It’s a terrible feeling, when you realize the once-enjoyable movie you’re watching is starting to stink. It’s like being on a nice, smooth flight that gets hit by turbulence. Take this film, which soars off the runway like a near-classic, takes a huge nose dive but then straightens out for a bumpy landing.
Michael Cera stars as Nick Twisp, a young nerd who falls hard for Sheeni, the girl of his dreams (Portia Doubleday). She won’t give him the time of day unless he becomes a bad boy criminal. Considering that his non-existent social life consists of enduring his mother’s revolving-door boyfriends, he gives in and creates a second personality—a mustachioed, dead-eyed rogue named “Francois.”
The first 20 minutes are great—then Cera turns into Francois. To play the role, Cera wears creepy contact lenses, sports a thin mustache and perpetually smokes a cigarette, but none of it helps: the character is a bad idea and an annoyance.
The concept of having one actor play the two competing roles may have seemed promising, but the problem is that Cera’s appeal is based entirely on his sweetly deadpan comic persona (I met him three years ago at a Superbad screening and can attest that he’s the real article—as funny, soft-spoken and smart as he appears in his movies). Forcing an actor to go outside his comfort zone is one thing; forcing him to abandon the whole reason for his success is another.
There are still some big laughs, and I admired the film’s unpredictability, including the use of animation. Ray Liotta is wasted and miscast (comedy just isn’t his thing), but Doubleday is wonderful, as is Fred Willard, who has one of the movie’s best sight gags and, once again, demonstrates how he can punch up any movie by just appearing in a handful of scenes. Steve Buscemi and Justin Long aren’t on screen enough to make lasting impressions, though Zack Galifianakis is hilarious as arguably the worst of Nick’s near-stepdads.

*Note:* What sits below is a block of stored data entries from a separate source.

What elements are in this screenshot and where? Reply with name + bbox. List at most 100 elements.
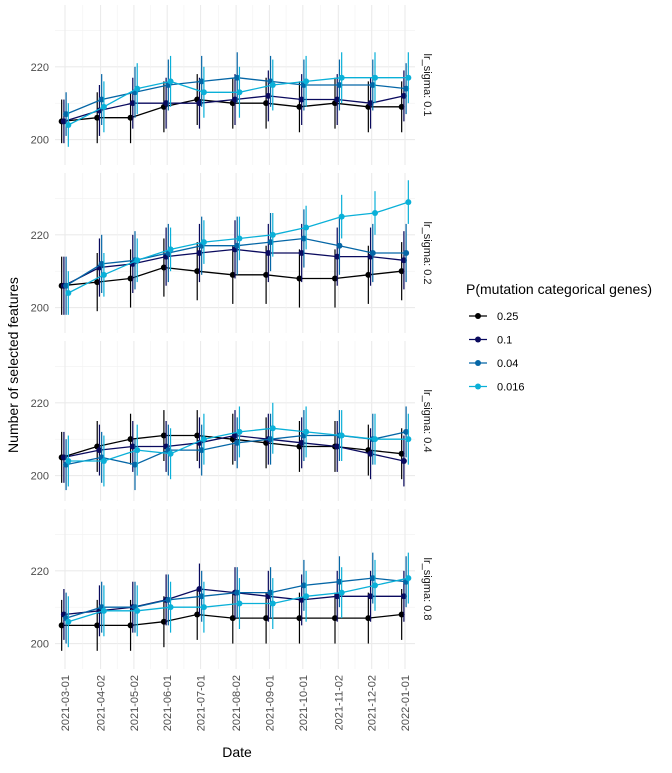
data-point <box>234 589 241 596</box>
data-point <box>65 458 72 464</box>
legend-entry: 0.04 <box>469 358 518 370</box>
data-point <box>336 578 343 585</box>
data-point <box>198 78 205 85</box>
legend-label: 0.1 <box>497 335 512 347</box>
x-tick-label: 2021-11-02 <box>333 675 345 730</box>
data-point <box>338 213 345 220</box>
data-point <box>65 290 72 296</box>
data-point <box>98 260 105 267</box>
data-point <box>334 593 341 600</box>
data-point <box>232 432 238 439</box>
data-point <box>263 271 270 278</box>
legend-label: 0.04 <box>497 358 518 370</box>
legend-label: 0.016 <box>497 382 525 394</box>
data-point <box>167 246 174 253</box>
x-tick-label: 2022-01-01 <box>400 675 412 731</box>
data-point <box>198 447 205 454</box>
x-tick-label: 2021-03-01 <box>60 675 72 731</box>
data-point <box>300 235 307 242</box>
data-point <box>372 436 378 443</box>
data-point <box>403 85 410 92</box>
data-point <box>267 436 274 443</box>
data-point <box>236 428 243 435</box>
data-point <box>229 271 236 278</box>
y-tick-label: 200 <box>31 135 49 147</box>
series-0.016 <box>65 180 412 315</box>
data-point <box>58 622 65 629</box>
x-tick-label: 2021-04-02 <box>96 675 108 731</box>
y-tick-label: 220 <box>31 398 49 410</box>
facet-strip-label: lr_sigma: 0.8 <box>421 558 433 621</box>
data-point <box>365 271 372 278</box>
data-point <box>400 92 407 99</box>
data-point <box>265 92 272 99</box>
data-point <box>369 575 376 582</box>
data-point <box>265 250 272 256</box>
data-point <box>263 100 270 107</box>
data-point <box>334 96 341 103</box>
legend: P(mutation categorical genes) 0.25 0.1 0.0… <box>466 281 652 394</box>
data-point <box>200 89 207 96</box>
series-0.04 <box>63 52 410 136</box>
data-point <box>403 250 410 256</box>
data-point <box>100 103 107 110</box>
y-tick-label: 220 <box>31 230 49 242</box>
data-point <box>129 100 136 107</box>
data-point <box>405 199 412 206</box>
data-point <box>234 242 241 249</box>
data-point <box>232 96 238 103</box>
legend-entry: 0.1 <box>469 335 512 347</box>
series-0.016 <box>65 402 412 487</box>
data-point <box>196 100 203 107</box>
data-point <box>405 74 412 81</box>
data-point <box>236 89 243 96</box>
data-point <box>60 454 67 461</box>
data-point <box>303 78 310 85</box>
data-point <box>369 82 376 88</box>
data-point <box>269 600 276 607</box>
data-point <box>167 604 174 611</box>
legend-key-point <box>475 336 481 343</box>
data-point <box>263 615 270 622</box>
data-point <box>167 450 174 457</box>
series-0.25 <box>58 589 405 651</box>
facet-panel: 200 220 lr_sigma: 0.2 <box>31 173 433 333</box>
data-point <box>96 447 103 454</box>
series-0.1 <box>60 220 407 315</box>
data-point <box>194 268 201 275</box>
x-axis-title: Date <box>222 744 252 760</box>
data-point <box>200 436 207 443</box>
data-point <box>63 282 70 289</box>
data-point <box>338 74 345 81</box>
data-point <box>269 231 276 238</box>
data-point <box>63 111 70 118</box>
data-point <box>194 432 201 439</box>
data-point <box>200 604 207 611</box>
data-point <box>200 239 207 246</box>
data-point <box>65 122 72 128</box>
data-point <box>398 611 405 618</box>
data-point <box>400 257 407 264</box>
data-point <box>296 615 303 622</box>
data-point <box>367 593 374 600</box>
legend-label: 0.25 <box>497 311 518 323</box>
data-point <box>132 461 138 468</box>
data-point <box>369 250 376 256</box>
series-0.04 <box>63 552 410 644</box>
x-axis: 2021-03-01 2021-04-02 2021-05-02 2021-06-01… <box>60 675 412 731</box>
data-point <box>269 82 276 88</box>
facet-strip-label: lr_sigma: 0.4 <box>421 390 433 453</box>
x-tick-label: 2021-10-01 <box>298 675 310 731</box>
data-point <box>194 611 201 618</box>
facet-strip-label: lr_sigma: 0.1 <box>421 54 433 117</box>
data-point <box>98 96 105 103</box>
data-point <box>303 428 310 435</box>
data-point <box>334 253 341 260</box>
data-point <box>405 575 412 582</box>
data-point <box>400 458 407 464</box>
y-tick-label: 200 <box>31 303 49 315</box>
data-point <box>234 74 241 81</box>
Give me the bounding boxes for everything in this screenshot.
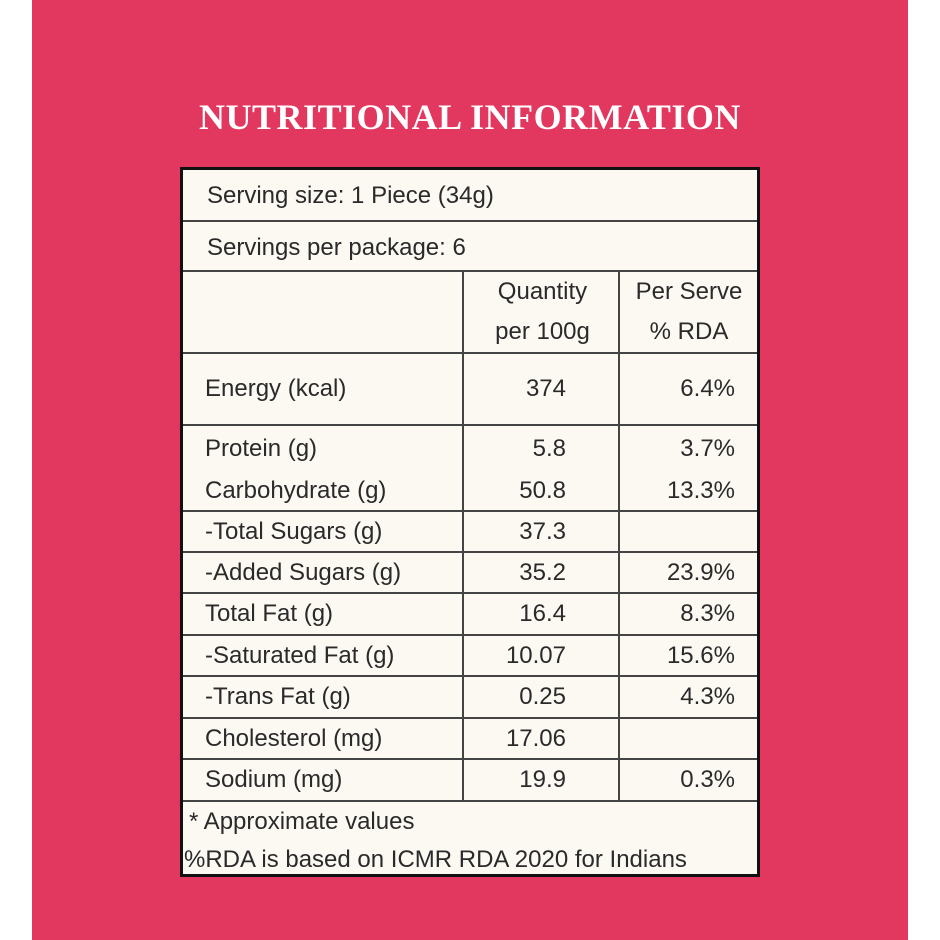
nutrient-name: -Added Sugars (g) bbox=[205, 558, 402, 586]
nutrient-quantity: 10.07 bbox=[505, 641, 566, 669]
nutrient-quantity: 374 bbox=[525, 375, 566, 402]
nutrition-table: Serving size: 1 Piece (34g) Servings per… bbox=[180, 167, 760, 877]
nutrient-name: Protein (g) bbox=[205, 434, 318, 462]
nutrient-name: Sodium (mg) bbox=[205, 766, 343, 793]
table-row: -Saturated Fat (g) 10.07 15.6% bbox=[183, 636, 757, 677]
nutrient-name: -Total Sugars (g) bbox=[205, 517, 383, 545]
nutrient-rda: 4.3% bbox=[680, 683, 735, 710]
table-row: -Total Sugars (g) 37.3 bbox=[183, 512, 757, 553]
servings-per-package-row: Servings per package: 6 bbox=[183, 222, 757, 272]
rda-header-line2: % RDA bbox=[649, 318, 729, 345]
rda-header: Per Serve % RDA bbox=[621, 272, 757, 352]
quantity-header-line2: per 100g bbox=[495, 318, 590, 345]
nutrient-rda bbox=[618, 719, 735, 758]
table-row: -Added Sugars (g) 35.2 23.9% bbox=[183, 553, 757, 594]
column-divider bbox=[462, 272, 464, 802]
table-row: Energy (kcal) 374 6.4% bbox=[183, 354, 757, 426]
nutrient-name: -Saturated Fat (g) bbox=[205, 641, 395, 669]
quantity-header-line1: Quantity bbox=[497, 278, 588, 305]
nutrient-quantity: 37.3 bbox=[519, 517, 566, 545]
quantity-header: Quantity per 100g bbox=[465, 272, 620, 352]
nutrient-rda: 15.6% bbox=[666, 641, 735, 669]
nutrient-quantity: 17.06 bbox=[505, 724, 566, 752]
serving-size-text: Serving size: 1 Piece (34g) bbox=[207, 182, 494, 209]
nutrient-quantity: 19.9 bbox=[519, 766, 566, 793]
serving-size-row: Serving size: 1 Piece (34g) bbox=[183, 170, 757, 222]
column-divider bbox=[618, 272, 620, 802]
page-title: NUTRITIONAL INFORMATION bbox=[199, 97, 741, 137]
footnote-approximate: * Approximate values bbox=[189, 808, 415, 835]
table-row: Total Fat (g) 16.4 8.3% bbox=[183, 594, 757, 636]
nutrient-name: Energy (kcal) bbox=[205, 375, 347, 402]
nutrient-rda: 13.3% bbox=[666, 476, 735, 504]
nutrient-rda: 6.4% bbox=[680, 375, 735, 402]
table-row: Sodium (mg) 19.9 0.3% bbox=[183, 760, 757, 802]
nutrient-rda: 23.9% bbox=[666, 558, 735, 586]
table-row: Protein (g) 5.8 3.7% bbox=[183, 426, 757, 471]
nutrient-rda: 3.7% bbox=[680, 434, 735, 462]
nutrient-name: Cholesterol (mg) bbox=[205, 724, 383, 752]
nutrient-name: Total Fat (g) bbox=[205, 600, 334, 627]
table-row: -Trans Fat (g) 0.25 4.3% bbox=[183, 677, 757, 719]
nutrient-quantity: 0.25 bbox=[519, 683, 566, 710]
table-row: Cholesterol (mg) 17.06 bbox=[183, 719, 757, 760]
table-row: Carbohydrate (g) 50.8 13.3% bbox=[183, 471, 757, 512]
nutrient-name: -Trans Fat (g) bbox=[205, 683, 351, 710]
table-header-row: Quantity per 100g Per Serve % RDA bbox=[183, 272, 757, 354]
nutrient-rda bbox=[618, 512, 735, 551]
nutrient-name: Carbohydrate (g) bbox=[205, 476, 387, 504]
nutrient-quantity: 16.4 bbox=[519, 600, 566, 627]
nutrient-rda: 0.3% bbox=[680, 766, 735, 793]
nutrient-quantity: 50.8 bbox=[519, 476, 566, 504]
servings-per-package-text: Servings per package: 6 bbox=[207, 234, 466, 261]
rda-header-line1: Per Serve bbox=[635, 278, 743, 305]
footnote-rda-basis: %RDA is based on ICMR RDA 2020 for India… bbox=[184, 846, 687, 873]
nutrient-quantity: 5.8 bbox=[532, 434, 566, 462]
nutrient-rda: 8.3% bbox=[680, 600, 735, 627]
nutrient-quantity: 35.2 bbox=[519, 558, 566, 586]
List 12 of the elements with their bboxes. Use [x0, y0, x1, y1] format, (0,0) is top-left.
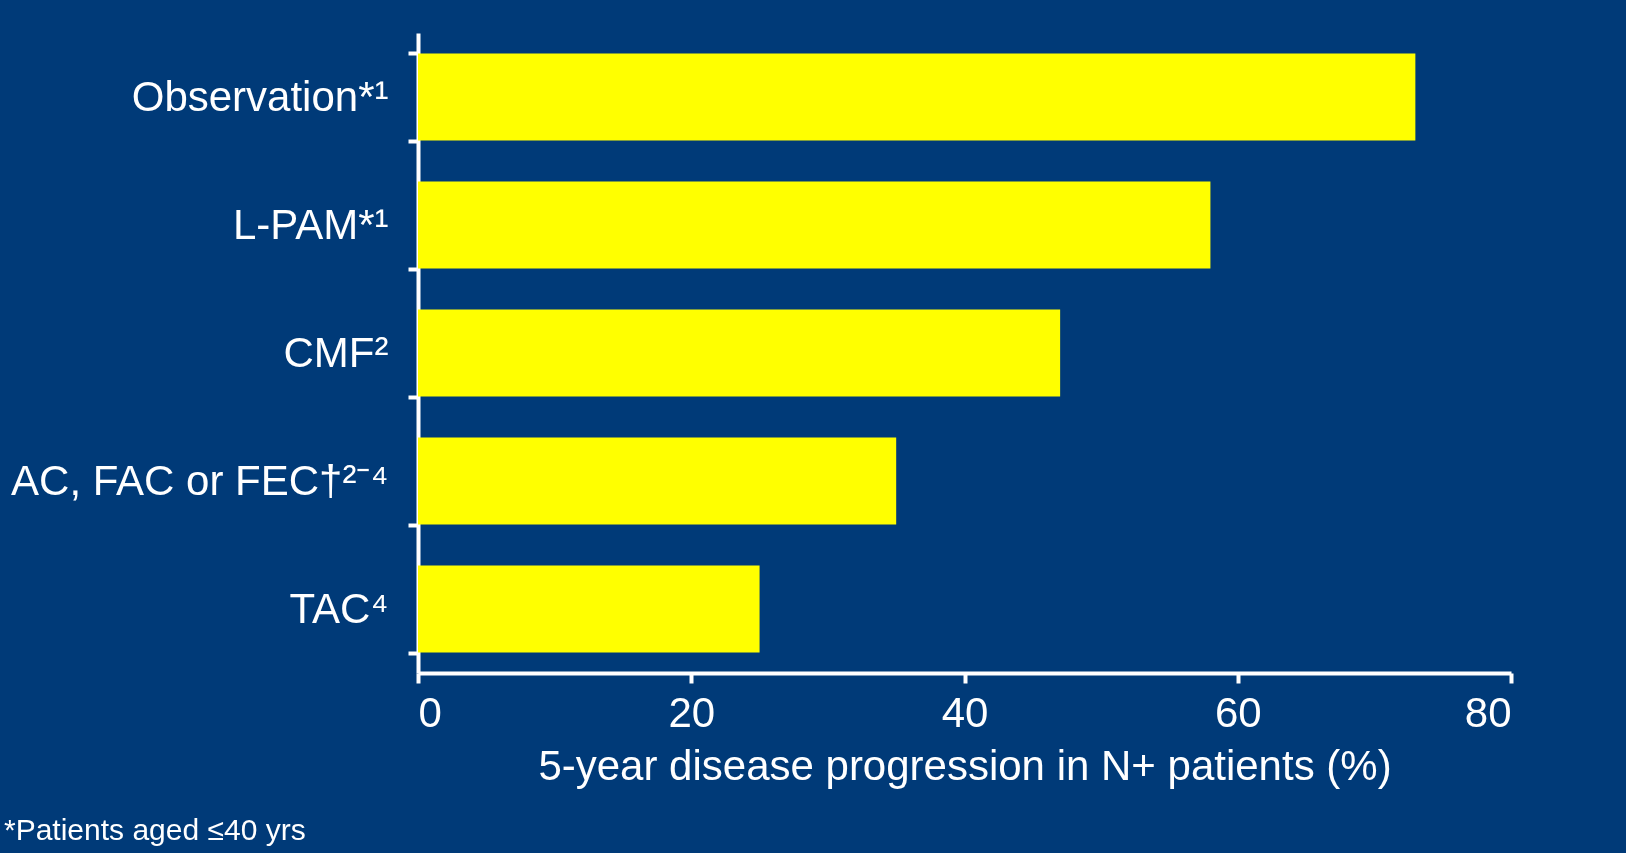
x-axis-title: 5-year disease progression in N+ patients (%) — [538, 741, 1392, 789]
y-tick-label: Observation*¹ — [131, 72, 389, 120]
text: *Patients aged ≤40 yrs — [4, 813, 306, 847]
y-tick-label: CMF² — [283, 328, 389, 376]
y-tick-label: AC, FAC or FEC†²⁻⁴ — [11, 456, 389, 504]
x-tick-label: 0 — [418, 688, 442, 736]
x-tick-label: 20 — [668, 688, 716, 736]
x-tick-label: 40 — [941, 688, 989, 736]
y-tick-label: TAC⁴ — [289, 584, 389, 632]
y-tick-label: L-PAM*¹ — [232, 200, 389, 248]
x-tick-label: 80 — [1464, 688, 1512, 736]
x-tick-label: 60 — [1214, 688, 1262, 736]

The opening scene sets a nicely self deprecating tone for the protagonist, but that gets lost by the third act, which seems to be almost celebrating the mayhem Nick and “Francois” inflict. Teen individualism should be celebrated, no doubt, but blowing up a store and destroying your parent’s cars? The story was clearly, and weirdly, influenced by Fight Club, which mocks homegrown terrorism and self-aggrandizing criminals. That movie knew it was a cautionary tale as well as wicked satire; I’m not so sure about Youth in Revolt.